I’m a good liar, by the way.
‘What are you going to do?’ He asks, as though I’ve ever had a plan in my life.
“Well.” I stare at the heavy wooden door and then to Xavier. What were we supposed to do with the three minutes we had left?
I locked the door.
“Give me a going away present. It’s the least you could do.”
I mean, I’m not gonna lie. I feel a little bad for whoever had to clean up after us. Or the fact that the peacekeeper on the other side of the door first came to try to open it because he thought that I was screaming for help.
But then I think he must’ve realized what was happening on the other side and couldn’t figure out what the protocol was. I mean, we only had three minutes, and here I was, buck naked with my hands on the door for support and Xavier there too, both of us bang, bang, banging against that damn door like we were trying to get out.
Inertia, bodies, teenagers. You do the math.
He went away, I think, I don’t remember, and then I heard voices or something down the hall – Xavier had thought we might need to stop but then I said, ‘if I’m going to die we’re going to finish!' and so we did.
Which is just about when they started pounding on the door and the two of us started laughing, having to throw on our overalls like we were red faced from all the crying and not from trying to rearrange each other’s guts.

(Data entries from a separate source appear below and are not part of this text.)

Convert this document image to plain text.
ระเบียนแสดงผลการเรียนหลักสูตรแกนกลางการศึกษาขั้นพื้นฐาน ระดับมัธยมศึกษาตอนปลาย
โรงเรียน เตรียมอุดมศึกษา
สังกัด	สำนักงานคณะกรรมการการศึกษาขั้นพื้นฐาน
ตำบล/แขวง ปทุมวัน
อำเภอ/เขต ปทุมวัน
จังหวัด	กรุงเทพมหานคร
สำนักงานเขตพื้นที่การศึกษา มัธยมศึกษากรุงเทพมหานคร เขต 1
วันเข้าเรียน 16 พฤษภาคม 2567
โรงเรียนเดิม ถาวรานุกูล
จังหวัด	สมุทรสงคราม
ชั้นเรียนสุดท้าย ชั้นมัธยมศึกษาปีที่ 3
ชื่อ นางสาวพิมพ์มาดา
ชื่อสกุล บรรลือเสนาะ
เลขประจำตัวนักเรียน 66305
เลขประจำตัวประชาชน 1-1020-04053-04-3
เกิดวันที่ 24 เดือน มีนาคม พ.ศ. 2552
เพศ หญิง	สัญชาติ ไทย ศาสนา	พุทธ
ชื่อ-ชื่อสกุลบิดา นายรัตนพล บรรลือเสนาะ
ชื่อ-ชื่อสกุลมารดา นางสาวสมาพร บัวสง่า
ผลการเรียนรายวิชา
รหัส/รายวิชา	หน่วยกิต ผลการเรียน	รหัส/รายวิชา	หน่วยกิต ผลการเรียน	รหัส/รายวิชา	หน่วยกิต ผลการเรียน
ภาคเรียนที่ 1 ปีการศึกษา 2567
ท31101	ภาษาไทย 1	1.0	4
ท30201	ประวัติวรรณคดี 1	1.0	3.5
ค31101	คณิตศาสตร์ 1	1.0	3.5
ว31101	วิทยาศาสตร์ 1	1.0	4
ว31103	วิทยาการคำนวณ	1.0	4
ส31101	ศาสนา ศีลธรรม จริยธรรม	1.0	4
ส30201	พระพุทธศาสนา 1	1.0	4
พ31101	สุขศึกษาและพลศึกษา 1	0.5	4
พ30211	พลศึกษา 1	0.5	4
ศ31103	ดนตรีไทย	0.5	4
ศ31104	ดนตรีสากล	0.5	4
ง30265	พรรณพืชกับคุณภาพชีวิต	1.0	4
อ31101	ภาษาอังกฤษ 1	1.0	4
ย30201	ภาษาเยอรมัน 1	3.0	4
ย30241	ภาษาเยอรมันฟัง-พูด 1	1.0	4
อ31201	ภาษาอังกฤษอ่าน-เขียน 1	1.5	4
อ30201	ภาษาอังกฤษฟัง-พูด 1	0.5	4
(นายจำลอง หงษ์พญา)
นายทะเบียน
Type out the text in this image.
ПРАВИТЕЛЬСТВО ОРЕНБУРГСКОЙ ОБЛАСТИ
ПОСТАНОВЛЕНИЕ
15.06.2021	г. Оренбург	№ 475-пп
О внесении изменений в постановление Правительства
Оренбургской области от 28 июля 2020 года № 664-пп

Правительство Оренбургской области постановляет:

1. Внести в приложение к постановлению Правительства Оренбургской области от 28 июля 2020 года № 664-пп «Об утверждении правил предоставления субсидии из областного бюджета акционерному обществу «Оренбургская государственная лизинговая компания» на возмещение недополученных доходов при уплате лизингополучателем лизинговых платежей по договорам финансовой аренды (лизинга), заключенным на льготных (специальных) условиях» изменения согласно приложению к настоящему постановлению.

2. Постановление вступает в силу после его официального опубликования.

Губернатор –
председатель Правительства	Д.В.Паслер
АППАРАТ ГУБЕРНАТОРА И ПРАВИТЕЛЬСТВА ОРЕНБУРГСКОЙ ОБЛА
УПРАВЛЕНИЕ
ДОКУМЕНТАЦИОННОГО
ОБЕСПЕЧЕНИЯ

It’s why I couldn’t stop smiling on the train, even when we pulled away from the station and it became clear that I was not going to see district ten ever again. Maybe when I closed my eyes over the next few weeks, but I already had it in my head I wasn’t getting back here in less than a few pieces.
Didn’t matter.
I pulled out a piece of rolling paper and poured a mix of tobacco before twisting the paper between my fingers into the most elegant little cigarette you’d ever seen. Hummed to myself, and drummed my fingers against the table.
Should I be smoking on the train and stinking up all the good wood and wallpaper? Should I have mixed in bits of weed and dared to skunk up the cake car – literally, I’m pretty sure this was the car devoted to cakes – absolutely not? But did I care whether or not the rest of the world was about to start revolving around anyone else but me?
The answer to that question was a fistful of red velvet and a cupcake that’d had the icing shaped like snow’s head (they’d even put ‘x’s where his eyes should’ve been, and red jam inside the top).
I’d been wiping the cream cheese frosting off my upper lip when I’d seen someone approaching. I tapped my cigarette on the little silver ash tray in front of me and gave a shit eating grin.
“Well, well, if it isn’t the old so-and-so, you snake in the grass,” I said, because it didn’t matter who walked across the threshold. I picked up a few stray chocolate chip cookies, “You want to see how many of these I can fit into my mouth?”